Alors, sur cette bouche qui n'avait fait entendre jusque-là que des sons vagues, rauques, inarticulés, il se forma ce mot complètement nouveau, et compréhensible quoique inarticulé, et l'on entendit ces deux sons qui ressemblaient bien plus à un bêlement de brebis qu'à une parole humaine:

—BE... ELLE...

C'est-à-dire: «Je suis belle!»

C'était la fleur qui devenait femme.

Les métamorphoses d'Ovide n'étaient plus des fables, il était donc possible de changer la nature d'un être, de lui donner la connaissance de lui-même, de l'intéresser enfin à un ordre nouveau de sensations et d'idées.

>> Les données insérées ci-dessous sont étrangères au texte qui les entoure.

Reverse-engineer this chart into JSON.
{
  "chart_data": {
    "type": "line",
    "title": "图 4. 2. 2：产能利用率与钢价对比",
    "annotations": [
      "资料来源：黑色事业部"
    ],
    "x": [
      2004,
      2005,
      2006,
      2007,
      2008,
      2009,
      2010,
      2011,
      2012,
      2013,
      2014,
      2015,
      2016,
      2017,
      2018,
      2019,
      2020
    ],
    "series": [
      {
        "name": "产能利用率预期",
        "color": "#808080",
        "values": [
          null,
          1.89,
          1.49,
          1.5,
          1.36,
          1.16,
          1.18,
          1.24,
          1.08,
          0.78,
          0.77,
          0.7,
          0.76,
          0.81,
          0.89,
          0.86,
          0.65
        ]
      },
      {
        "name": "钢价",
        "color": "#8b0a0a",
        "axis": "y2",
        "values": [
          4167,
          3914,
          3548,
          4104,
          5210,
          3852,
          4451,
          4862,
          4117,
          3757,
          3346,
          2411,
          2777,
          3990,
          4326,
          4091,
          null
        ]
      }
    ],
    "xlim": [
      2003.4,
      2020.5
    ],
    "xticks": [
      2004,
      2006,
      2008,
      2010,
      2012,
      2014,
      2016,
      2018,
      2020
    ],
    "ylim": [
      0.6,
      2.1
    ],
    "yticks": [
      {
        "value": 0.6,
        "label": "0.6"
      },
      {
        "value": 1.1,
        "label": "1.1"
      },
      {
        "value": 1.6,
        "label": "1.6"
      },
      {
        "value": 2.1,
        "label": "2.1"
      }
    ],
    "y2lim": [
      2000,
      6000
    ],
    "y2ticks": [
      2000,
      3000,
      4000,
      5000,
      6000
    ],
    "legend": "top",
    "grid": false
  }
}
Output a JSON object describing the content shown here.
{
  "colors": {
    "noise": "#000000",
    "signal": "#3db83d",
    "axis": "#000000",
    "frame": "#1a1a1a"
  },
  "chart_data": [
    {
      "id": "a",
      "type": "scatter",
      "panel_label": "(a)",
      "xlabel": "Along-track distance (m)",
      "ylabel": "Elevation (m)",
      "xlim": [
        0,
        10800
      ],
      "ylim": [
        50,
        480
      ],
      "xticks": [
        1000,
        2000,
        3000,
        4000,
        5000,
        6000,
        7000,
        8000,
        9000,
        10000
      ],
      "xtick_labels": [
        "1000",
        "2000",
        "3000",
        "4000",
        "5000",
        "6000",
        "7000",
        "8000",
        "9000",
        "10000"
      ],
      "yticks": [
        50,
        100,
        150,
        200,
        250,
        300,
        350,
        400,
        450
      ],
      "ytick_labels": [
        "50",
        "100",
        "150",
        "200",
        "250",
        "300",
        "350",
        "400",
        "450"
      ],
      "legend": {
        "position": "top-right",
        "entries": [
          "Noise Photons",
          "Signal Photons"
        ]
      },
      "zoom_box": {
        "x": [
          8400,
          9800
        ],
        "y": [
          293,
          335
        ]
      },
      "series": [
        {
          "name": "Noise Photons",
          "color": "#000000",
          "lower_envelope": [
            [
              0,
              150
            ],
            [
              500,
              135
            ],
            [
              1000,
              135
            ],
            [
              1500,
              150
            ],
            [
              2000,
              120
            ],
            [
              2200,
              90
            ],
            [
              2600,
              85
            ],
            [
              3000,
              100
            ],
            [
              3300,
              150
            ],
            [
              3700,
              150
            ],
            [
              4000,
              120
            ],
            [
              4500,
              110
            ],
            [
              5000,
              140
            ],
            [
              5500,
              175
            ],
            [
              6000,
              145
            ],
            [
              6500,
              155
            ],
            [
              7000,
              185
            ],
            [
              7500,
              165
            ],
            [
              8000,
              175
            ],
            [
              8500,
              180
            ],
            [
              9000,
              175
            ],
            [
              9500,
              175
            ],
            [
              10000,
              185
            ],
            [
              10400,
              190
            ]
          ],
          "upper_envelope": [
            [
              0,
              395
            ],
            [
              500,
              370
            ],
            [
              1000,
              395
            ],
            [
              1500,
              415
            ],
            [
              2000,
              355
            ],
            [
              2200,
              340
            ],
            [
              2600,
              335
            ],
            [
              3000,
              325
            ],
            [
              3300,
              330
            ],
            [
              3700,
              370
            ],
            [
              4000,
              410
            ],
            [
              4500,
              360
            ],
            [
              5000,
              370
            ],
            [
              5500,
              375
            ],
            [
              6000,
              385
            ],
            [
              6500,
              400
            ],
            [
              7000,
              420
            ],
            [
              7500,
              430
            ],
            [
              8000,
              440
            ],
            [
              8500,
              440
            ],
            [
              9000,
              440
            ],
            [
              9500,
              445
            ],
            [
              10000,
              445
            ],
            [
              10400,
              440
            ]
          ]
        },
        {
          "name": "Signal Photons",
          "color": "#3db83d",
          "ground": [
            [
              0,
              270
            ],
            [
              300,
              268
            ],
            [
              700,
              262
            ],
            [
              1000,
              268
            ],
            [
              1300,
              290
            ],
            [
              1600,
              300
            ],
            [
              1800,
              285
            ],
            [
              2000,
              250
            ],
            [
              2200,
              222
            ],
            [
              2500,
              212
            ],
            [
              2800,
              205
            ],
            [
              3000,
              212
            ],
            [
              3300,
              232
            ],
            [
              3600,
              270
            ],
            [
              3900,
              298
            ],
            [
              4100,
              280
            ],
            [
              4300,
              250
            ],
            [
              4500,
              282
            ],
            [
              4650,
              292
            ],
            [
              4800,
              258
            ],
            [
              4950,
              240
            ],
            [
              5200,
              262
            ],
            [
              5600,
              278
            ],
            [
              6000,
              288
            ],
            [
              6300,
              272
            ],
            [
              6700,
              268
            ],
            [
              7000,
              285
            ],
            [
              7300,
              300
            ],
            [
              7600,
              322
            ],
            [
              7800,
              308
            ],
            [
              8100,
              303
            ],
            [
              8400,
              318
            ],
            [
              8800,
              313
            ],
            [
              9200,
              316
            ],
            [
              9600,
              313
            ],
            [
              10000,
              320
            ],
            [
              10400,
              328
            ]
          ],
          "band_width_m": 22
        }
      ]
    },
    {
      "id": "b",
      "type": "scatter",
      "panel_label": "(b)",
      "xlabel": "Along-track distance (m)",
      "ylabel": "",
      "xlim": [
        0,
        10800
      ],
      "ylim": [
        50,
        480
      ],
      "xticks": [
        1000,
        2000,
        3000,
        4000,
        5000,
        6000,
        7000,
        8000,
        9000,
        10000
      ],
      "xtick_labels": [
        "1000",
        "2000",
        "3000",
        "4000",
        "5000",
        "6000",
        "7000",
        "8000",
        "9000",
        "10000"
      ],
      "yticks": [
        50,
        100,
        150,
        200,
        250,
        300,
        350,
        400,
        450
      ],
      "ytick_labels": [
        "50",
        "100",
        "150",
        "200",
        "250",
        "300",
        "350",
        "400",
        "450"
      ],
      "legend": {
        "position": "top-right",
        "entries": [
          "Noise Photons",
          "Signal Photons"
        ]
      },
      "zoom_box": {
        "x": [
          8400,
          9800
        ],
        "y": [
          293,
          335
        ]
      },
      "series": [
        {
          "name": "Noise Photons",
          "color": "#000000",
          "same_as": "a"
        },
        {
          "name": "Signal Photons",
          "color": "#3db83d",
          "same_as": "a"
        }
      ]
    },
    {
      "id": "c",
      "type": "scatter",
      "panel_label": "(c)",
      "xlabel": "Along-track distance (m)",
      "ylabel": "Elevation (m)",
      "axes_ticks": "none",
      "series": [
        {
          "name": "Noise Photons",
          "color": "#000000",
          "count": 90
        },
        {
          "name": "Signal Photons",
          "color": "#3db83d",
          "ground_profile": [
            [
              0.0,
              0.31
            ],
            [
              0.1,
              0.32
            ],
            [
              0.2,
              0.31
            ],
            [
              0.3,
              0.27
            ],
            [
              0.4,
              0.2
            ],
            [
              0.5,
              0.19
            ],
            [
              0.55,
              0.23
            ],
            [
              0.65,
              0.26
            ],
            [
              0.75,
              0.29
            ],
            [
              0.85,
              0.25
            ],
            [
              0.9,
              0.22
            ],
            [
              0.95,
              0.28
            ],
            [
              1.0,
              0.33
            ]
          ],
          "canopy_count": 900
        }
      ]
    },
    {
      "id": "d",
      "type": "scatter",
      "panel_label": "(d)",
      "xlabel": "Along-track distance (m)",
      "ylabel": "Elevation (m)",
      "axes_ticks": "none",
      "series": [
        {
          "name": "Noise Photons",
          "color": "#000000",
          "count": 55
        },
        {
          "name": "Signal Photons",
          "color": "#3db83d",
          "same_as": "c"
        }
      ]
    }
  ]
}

Toutes ces conséquences apparurent comme dans un éclair dans l'esprit du docteur, qui ne douta plus de son œuvre.

Éva avait douze ans lorsque cet assemblage de lettres produisit sur ses lèvres le premier mot qu'elle eût prononcé.

Le docteur avait autrefois cherché la pierre philosophale. Il avait fatigué ses matrices et ses cornues à poursuivre la transmutation des métaux, mais l'invincible résistance des corps simples avait fini par décourager ses efforts. Il avait beau se dire que ces mots de corps simples et de corps élémentaires sont des termes relatifs à l'état présent de nos connaissances, qu'ils désignent purement et simplement la limite à laquelle s'arrête la puissance actuelle de nos moyens de décomposition; il avait beau se répéter que la science franchirait, selon toute probabilité, beaucoup de ces prétendues barrières de la nature; que, jusqu'aux grandes découvertes de Priestley et de Lavoisier, il était aussi naturel de considérer l'eau et l'air comme des éléments, qu'il l'est aujourd'hui de donner le même titre à l'or. Malgré cette possibilité entrevue par lui dans l'avenir, il avait fini par abandonner une voie ruineuse où, contrairement à ses espérances, au lieu de semer du plomb et de récolter de l'or, il semait de l'or et ne récoltait que du plomb.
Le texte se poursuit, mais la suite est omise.